Any form of obsessive behaviour, whether eating related or not, stems from something far deeper than the obsession itself. For me it wasn’t about the food. It was about dealing with my lack of self-love and acceptance. Getting over sudden rejection and my inability to reach my unrealistic expectations. Overcoming those things could not have happened by simply upping my portion sizes and exercises less. It helped but it didn’t ‘fix’ me. It helped in the sense in that it provided my body with the nourishment it needed so that my brain could think clearly and rationally again.
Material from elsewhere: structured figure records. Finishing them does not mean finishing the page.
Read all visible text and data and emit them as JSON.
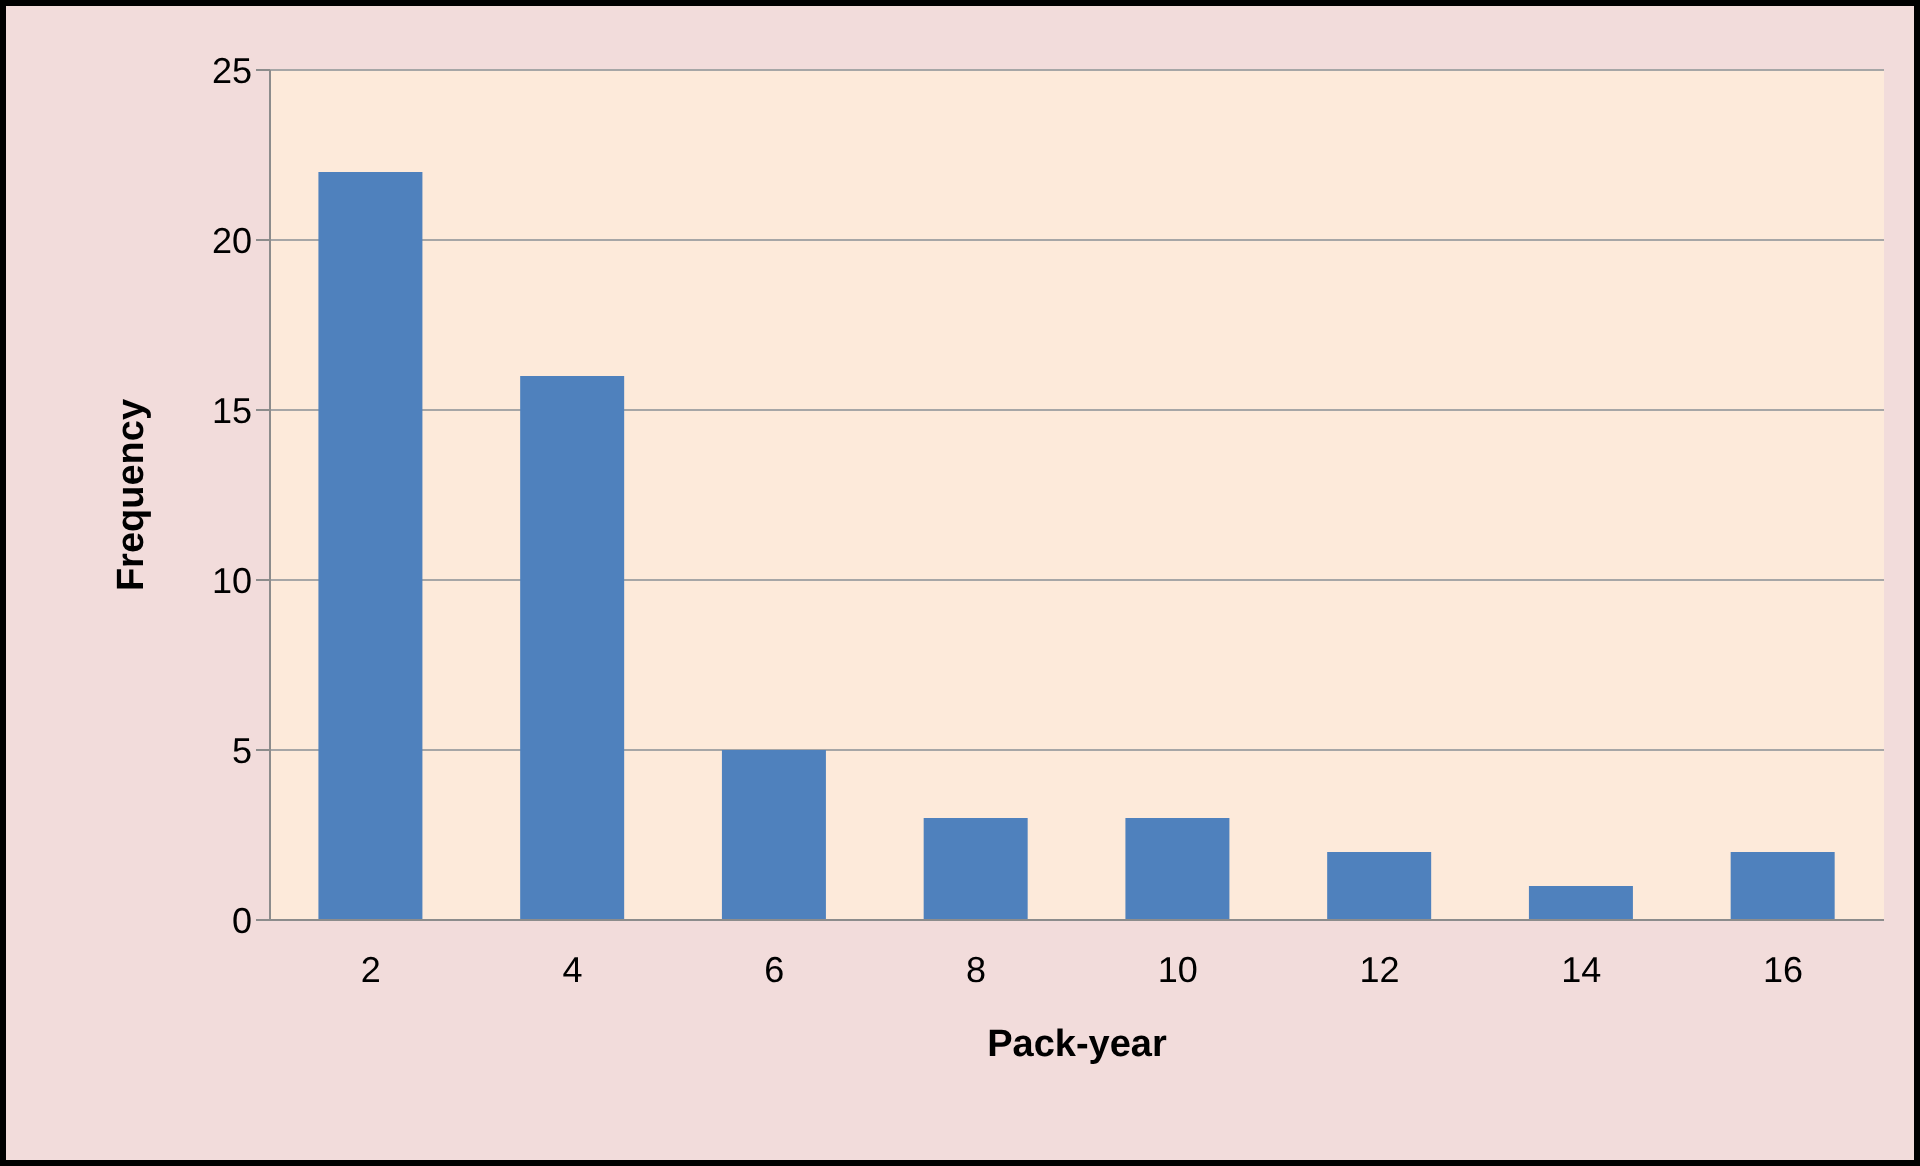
{
  "chart_data": {
    "type": "bar",
    "xlabel": "Pack-year",
    "ylabel": "Frequency",
    "categories": [
      "2",
      "4",
      "6",
      "8",
      "10",
      "12",
      "14",
      "16"
    ],
    "values": [
      22,
      16,
      5,
      3,
      3,
      2,
      1,
      2
    ],
    "color": "#4f81bd",
    "ylim": [
      0,
      25
    ],
    "yticks": [
      0,
      5,
      10,
      15,
      20,
      25
    ],
    "grid": "y"
  }
}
Like I said before, there is no miracle cure. We all have our demons and that isn’t always a bad thing. Instead of always trying to fight them, maybe sometimes we need to listen to them and what they are saying. It is amazing what you can learn by simply listening and asking questions about why they have come to you. It is our responsibility as human beings to work with our demons so that they can become manageable and sent packing when you are ready to let them go completely.
I understand that this might not be useful take-away information for those wanting to help a friend in need. I just think that each individual and situation is so unique that I cannot make a sweeping generalisation of what to do and what not to do.
What I can say is this, just provide ongoing love and support. Keep them in your prayers. Ask them questions if they look down. Encourage them when they have achieved something. Compliment them on their humanistic qualities rather than their physical attributes. Really listen to them when they’re talking to you (don’t look at your phone even if it vibrates). Spend time with them. Make them feel really loved and valued.
“Never underestimate the infinite love within you. It has the power to transform lives” ― Mimi Novic.
My AMAZING family still smiled and stood by my side even as I started to fade away. Their undying love for me was something i could never thank her enough for.
2015 - Probably one of the scariest photos to look at... it was just after this was taken that I started to really open my heart to all the love that surrounded me and continues to surround me today.
2019 - Smiling even though i am in a fritter coma....note to self taste testing batter and then eating fritters can lead to a full and satisfied tummy.